The prevalence of kidney stones has steadily increased in the United States. According to the National Kidney Foundation, more than half a million people go to the emergency room each year for kidney stone problems, a number that has increased threefold in the last 30 years.
The most common type of kidney stones can be prevented with proper fluid intake. The National Institutes of Health and the National Institute of Diabetes and Digestive and Kidney Diseases have funded a nationwide study, the Prevention of Urinary Stones with Hydration (PUSH) trial, in hopes of determining whether smart technology can help patients take their fluid intake seriously and prevent painful urinary stone disease.
Charles Scales Jr., MD, Associate Professor of Surgery, is one of the PUSH study’s principal investigators.
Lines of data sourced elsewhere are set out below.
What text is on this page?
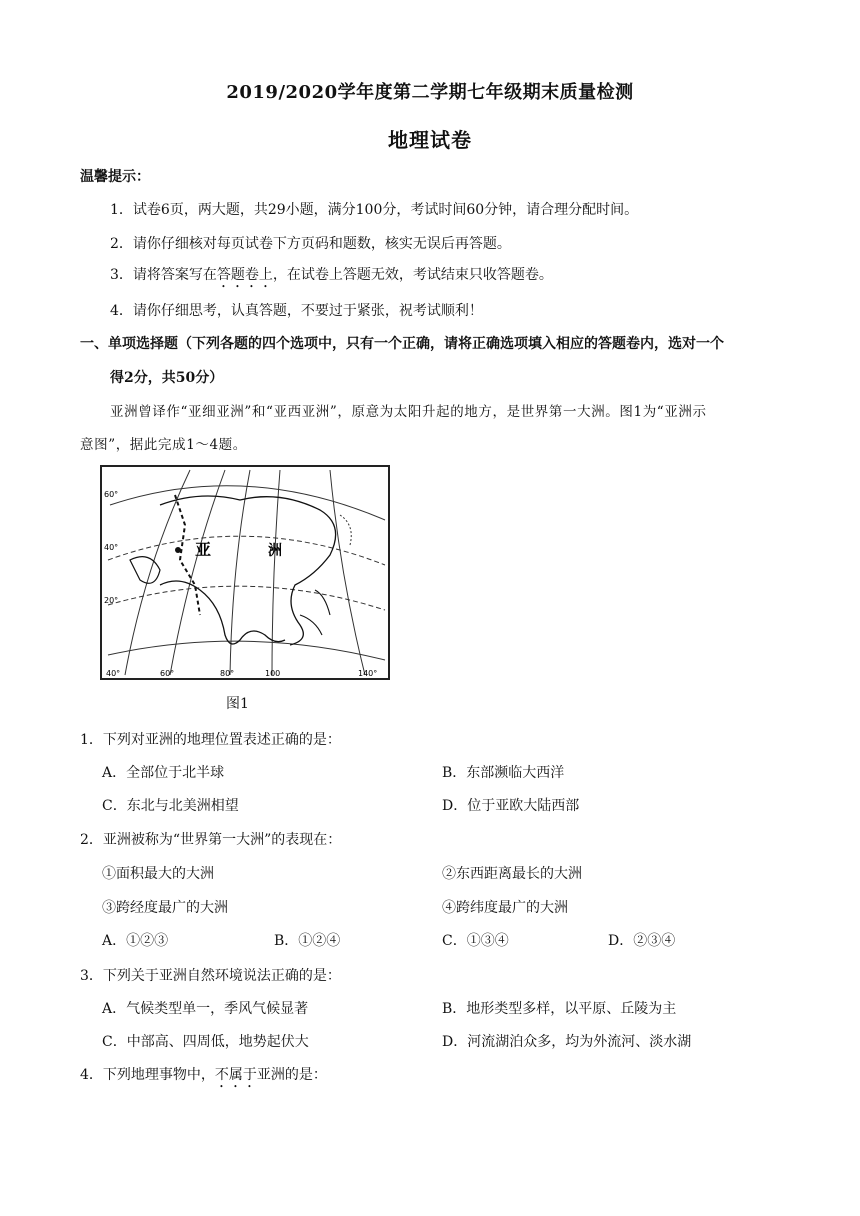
2019/2020学年度第二学期七年级期末质量检测
地理试卷
温馨提示：
1．试卷6页，两大题，共29小题，满分100分，考试时间60分钟，请合理分配时间。
2．请你仔细核对每页试卷下方页码和题数，核实无误后再答题。
3．请将答案写在答题卷上，在试卷上答题无效，考试结束只收答题卷。
4．请你仔细思考，认真答题，不要过于紧张，祝考试顺利！
一、单项选择题（下列各题的四个选项中，只有一个正确，请将正确选项填入相应的答题卷内，选对一个
得2分，共50分）
亚洲曾译作“亚细亚洲”和“亚西亚洲”，原意为太阳升起的地方，是世界第一大洲。图1为“亚洲示
意图”，据此完成1～4题。
亚	洲
60°
40°
20°
40°	60°	80°	100	140°
图1
1．下列对亚洲的地理位置表述正确的是：
A．全部位于北半球	B．东部濒临大西洋
C．东北与北美洲相望	D．位于亚欧大陆西部
2．亚洲被称为“世界第一大洲”的表现在：
①面积最大的大洲	②东西距离最长的大洲
③跨经度最广的大洲	④跨纬度最广的大洲
A．①②③	B．①②④	C．①③④	D．②③④
3．下列关于亚洲自然环境说法正确的是：
A．气候类型单一，季风气候显著	B．地形类型多样，以平原、丘陵为主
C．中部高、四周低，地势起伏大	D．河流湖泊众多，均为外流河、淡水湖
4．下列地理事物中，不属于亚洲的是：
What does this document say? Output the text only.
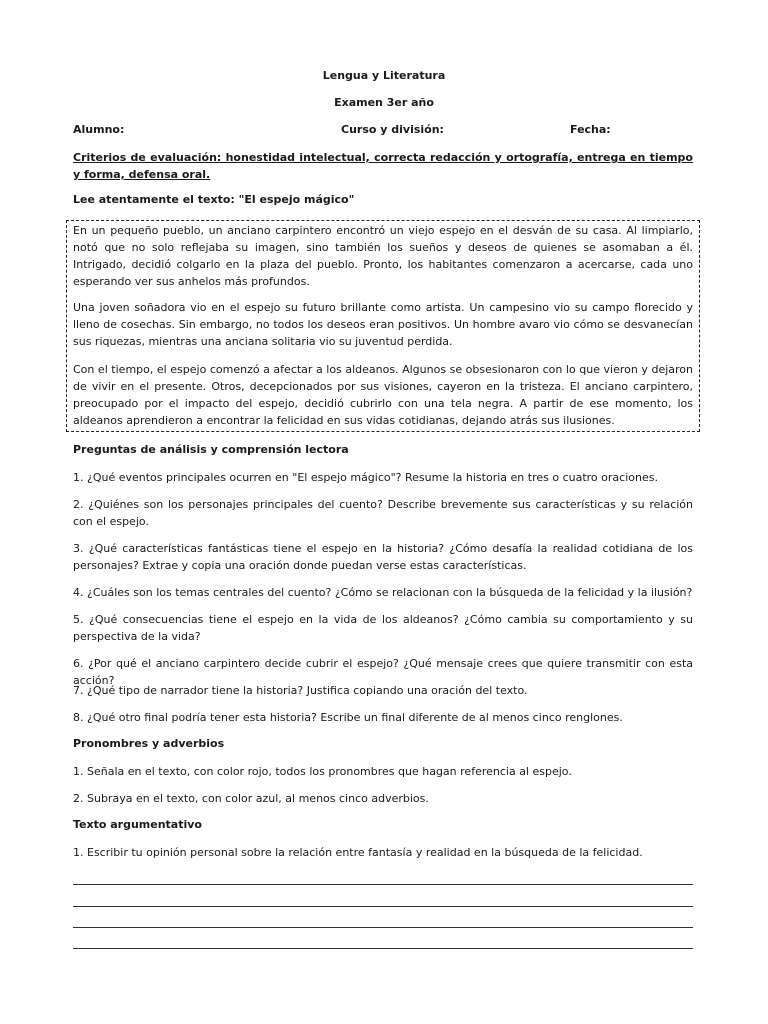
Lengua y Literatura
Examen 3er año
Alumno:	Curso y división:	Fecha:
Criterios de evaluación: honestidad intelectual, correcta redacción y ortografía, entrega en tiempo y forma, defensa oral.
Lee atentamente el texto: "El espejo mágico"
En un pequeño pueblo, un anciano carpintero encontró un viejo espejo en el desván de su casa. Al limpiarlo, notó que no solo reflejaba su imagen, sino también los sueños y deseos de quienes se asomaban a él. Intrigado, decidió colgarlo en la plaza del pueblo. Pronto, los habitantes comenzaron a acercarse, cada uno esperando ver sus anhelos más profundos.
Una joven soñadora vio en el espejo su futuro brillante como artista. Un campesino vio su campo florecido y lleno de cosechas. Sin embargo, no todos los deseos eran positivos. Un hombre avaro vio cómo se desvanecían sus riquezas, mientras una anciana solitaria vio su juventud perdida.
Con el tiempo, el espejo comenzó a afectar a los aldeanos. Algunos se obsesionaron con lo que vieron y dejaron de vivir en el presente. Otros, decepcionados por sus visiones, cayeron en la tristeza. El anciano carpintero, preocupado por el impacto del espejo, decidió cubrirlo con una tela negra. A partir de ese momento, los aldeanos aprendieron a encontrar la felicidad en sus vidas cotidianas, dejando atrás sus ilusiones.
Preguntas de análisis y comprensión lectora
1. ¿Qué eventos principales ocurren en "El espejo mágico"? Resume la historia en tres o cuatro oraciones.
2. ¿Quiénes son los personajes principales del cuento? Describe brevemente sus características y su relación con el espejo.
3. ¿Qué características fantásticas tiene el espejo en la historia? ¿Cómo desafía la realidad cotidiana de los personajes? Extrae y copia una oración donde puedan verse estas características.
4. ¿Cuáles son los temas centrales del cuento? ¿Cómo se relacionan con la búsqueda de la felicidad y la ilusión?
5. ¿Qué consecuencias tiene el espejo en la vida de los aldeanos? ¿Cómo cambia su comportamiento y su perspectiva de la vida?
6. ¿Por qué el anciano carpintero decide cubrir el espejo? ¿Qué mensaje crees que quiere transmitir con esta acción?
7. ¿Qué tipo de narrador tiene la historia? Justifica copiando una oración del texto.
8. ¿Qué otro final podría tener esta historia? Escribe un final diferente de al menos cinco renglones.
Pronombres y adverbios
1. Señala en el texto, con color rojo, todos los pronombres que hagan referencia al espejo.
2. Subraya en el texto, con color azul, al menos cinco adverbios.
Texto argumentativo
1. Escribir tu opinión personal sobre la relación entre fantasía y realidad en la búsqueda de la felicidad.
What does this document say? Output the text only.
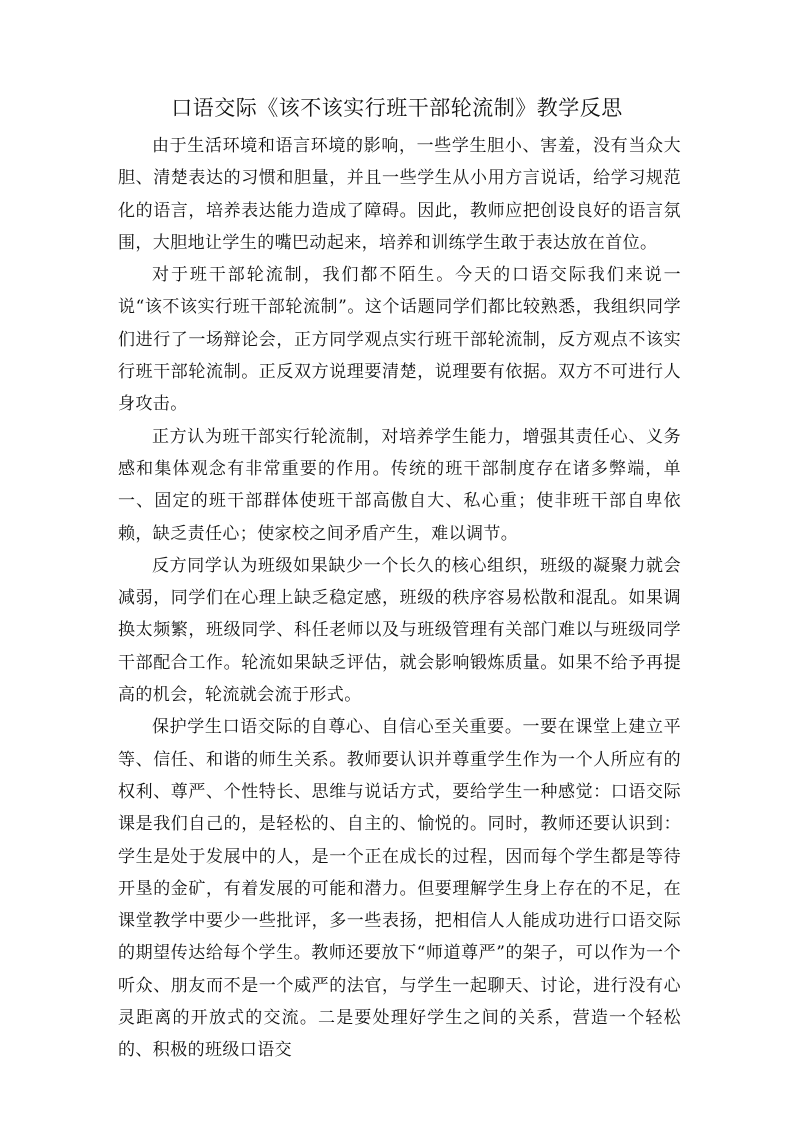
口语交际《该不该实行班干部轮流制》教学反思

由于生活环境和语言环境的影响，一些学生胆小、害羞，没有当众大胆、清楚表达的习惯和胆量，并且一些学生从小用方言说话，给学习规范化的语言，培养表达能力造成了障碍。因此，教师应把创设良好的语言氛围，大胆地让学生的嘴巴动起来，培养和训练学生敢于表达放在首位。

对于班干部轮流制，我们都不陌生。今天的口语交际我们来说一说“该不该实行班干部轮流制”。这个话题同学们都比较熟悉，我组织同学们进行了一场辩论会，正方同学观点实行班干部轮流制，反方观点不该实行班干部轮流制。正反双方说理要清楚，说理要有依据。双方不可进行人身攻击。

正方认为班干部实行轮流制，对培养学生能力，增强其责任心、义务感和集体观念有非常重要的作用。传统的班干部制度存在诸多弊端，单一、固定的班干部群体使班干部高傲自大、私心重；使非班干部自卑依赖，缺乏责任心；使家校之间矛盾产生，难以调节。

反方同学认为班级如果缺少一个长久的核心组织，班级的凝聚力就会减弱，同学们在心理上缺乏稳定感，班级的秩序容易松散和混乱。如果调换太频繁，班级同学、科任老师以及与班级管理有关部门难以与班级同学干部配合工作。轮流如果缺乏评估，就会影响锻炼质量。如果不给予再提高的机会，轮流就会流于形式。

保护学生口语交际的自尊心、自信心至关重要。一要在课堂上建立平等、信任、和谐的师生关系。教师要认识并尊重学生作为一个人所应有的权利、尊严、个性特长、思维与说话方式，要给学生一种感觉：口语交际课是我们自己的，是轻松的、自主的、愉悦的。同时，教师还要认识到：学生是处于发展中的人，是一个正在成长的过程，因而每个学生都是等待开垦的金矿，有着发展的可能和潜力。但要理解学生身上存在的不足，在课堂教学中要少一些批评，多一些表扬，把相信人人能成功进行口语交际的期望传达给每个学生。教师还要放下“师道尊严”的架子，可以作为一个听众、朋友而不是一个威严的法官，与学生一起聊天、讨论，进行没有心灵距离的开放式的交流。二是要处理好学生之间的关系，营造一个轻松的、积极的班级口语交
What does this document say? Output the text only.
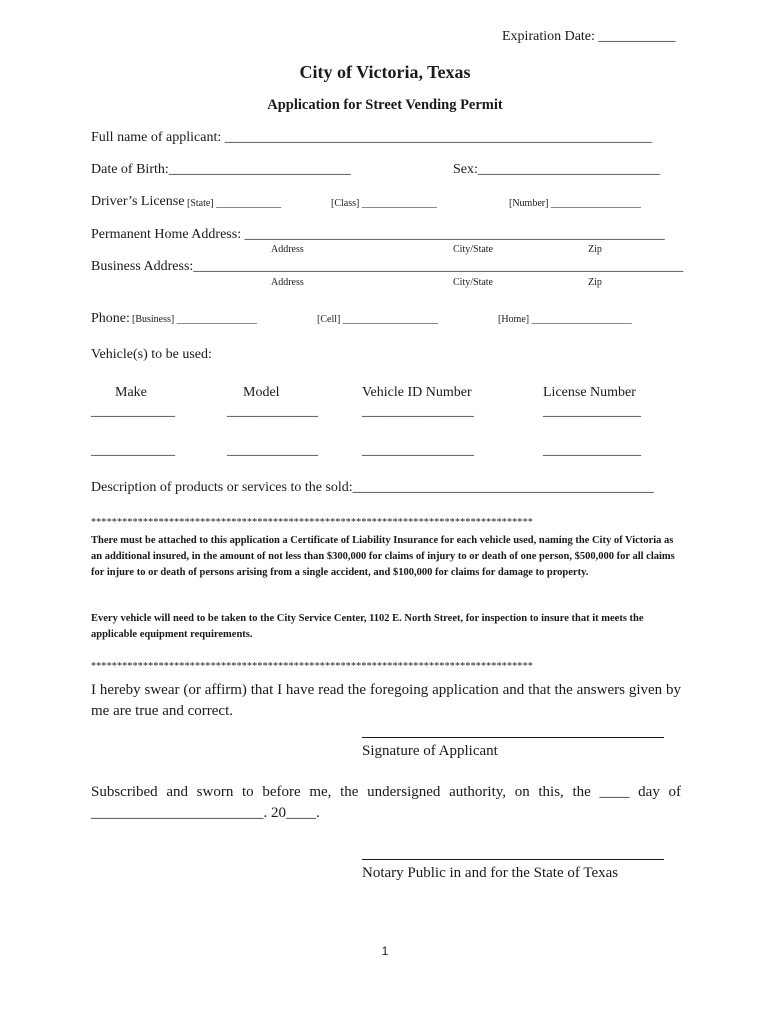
Expiration Date: ___________
City of Victoria, Texas
Application for Street Vending Permit
Full name of applicant: _____________________________________________________________
Date of Birth:__________________________	Sex:__________________________
Driver’s License [State] _____________	[Class] _______________	[Number] __________________
Permanent Home Address: ____________________________________________________________
Address	City/State	Zip
Business Address:______________________________________________________________________
Address	City/State	Zip
Phone: [Business] ________________	[Cell] ___________________	[Home] ____________________
Vehicle(s) to be used:
Make	Model	Vehicle ID Number	License Number
____________	_____________	________________	______________
____________	_____________	________________	______________
Description of products or services to the sold:___________________________________________
*************************************************************************************
There must be attached to this application a Certificate of Liability Insurance for each vehicle used, naming the City of Victoria as an additional insured, in the amount of not less than $300,000 for claims of injury to or death of one person, $500,000 for all claims for injure to or death of persons arising from a single accident, and $100,000 for claims for damage to property.
Every vehicle will need to be taken to the City Service Center, 1102 E. North Street, for inspection to insure that it meets the applicable equipment requirements.
*************************************************************************************
I hereby swear (or affirm) that I have read the foregoing application and that the answers given by me are true and correct.
Signature of Applicant
Subscribed and sworn to before me, the undersigned authority, on this, the ____ day of _______________________. 20____.
Notary Public in and for the State of Texas
1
Over the next three years, the $1.3 million dollar study will enroll 1,642 patients at 4 different sites across the country. The primary aim is to determine whether providing patients with a smart water bottle that tracks their fluid intake through a connected phone app will encourage patients to drink enough water to expel the recommended 2.5 liters of urine per day. The smart bottle comes equipped with an indicator light, which reminds users to drink more water and congratulates them at the end of the day for meeting their intake goal.
“If you have experienced kidney stones in the past, you’re at a high risk of getting them again,” says Dr. Scales. “Experts agree that one of the best ways to reduce your risk is to drink more water, but it’s not always easy to make changes to your regular lifestyle habits and maintain them over time. The PUSH study will investigate specific ways to encourage, motivate, and support people to achieve their fluid intake goals for the long term.”
Participants in the study must be 12 years of age or older, have had one kidney stone in the last three years, have low urine output over a measured 24-hour period, and own a smartphone.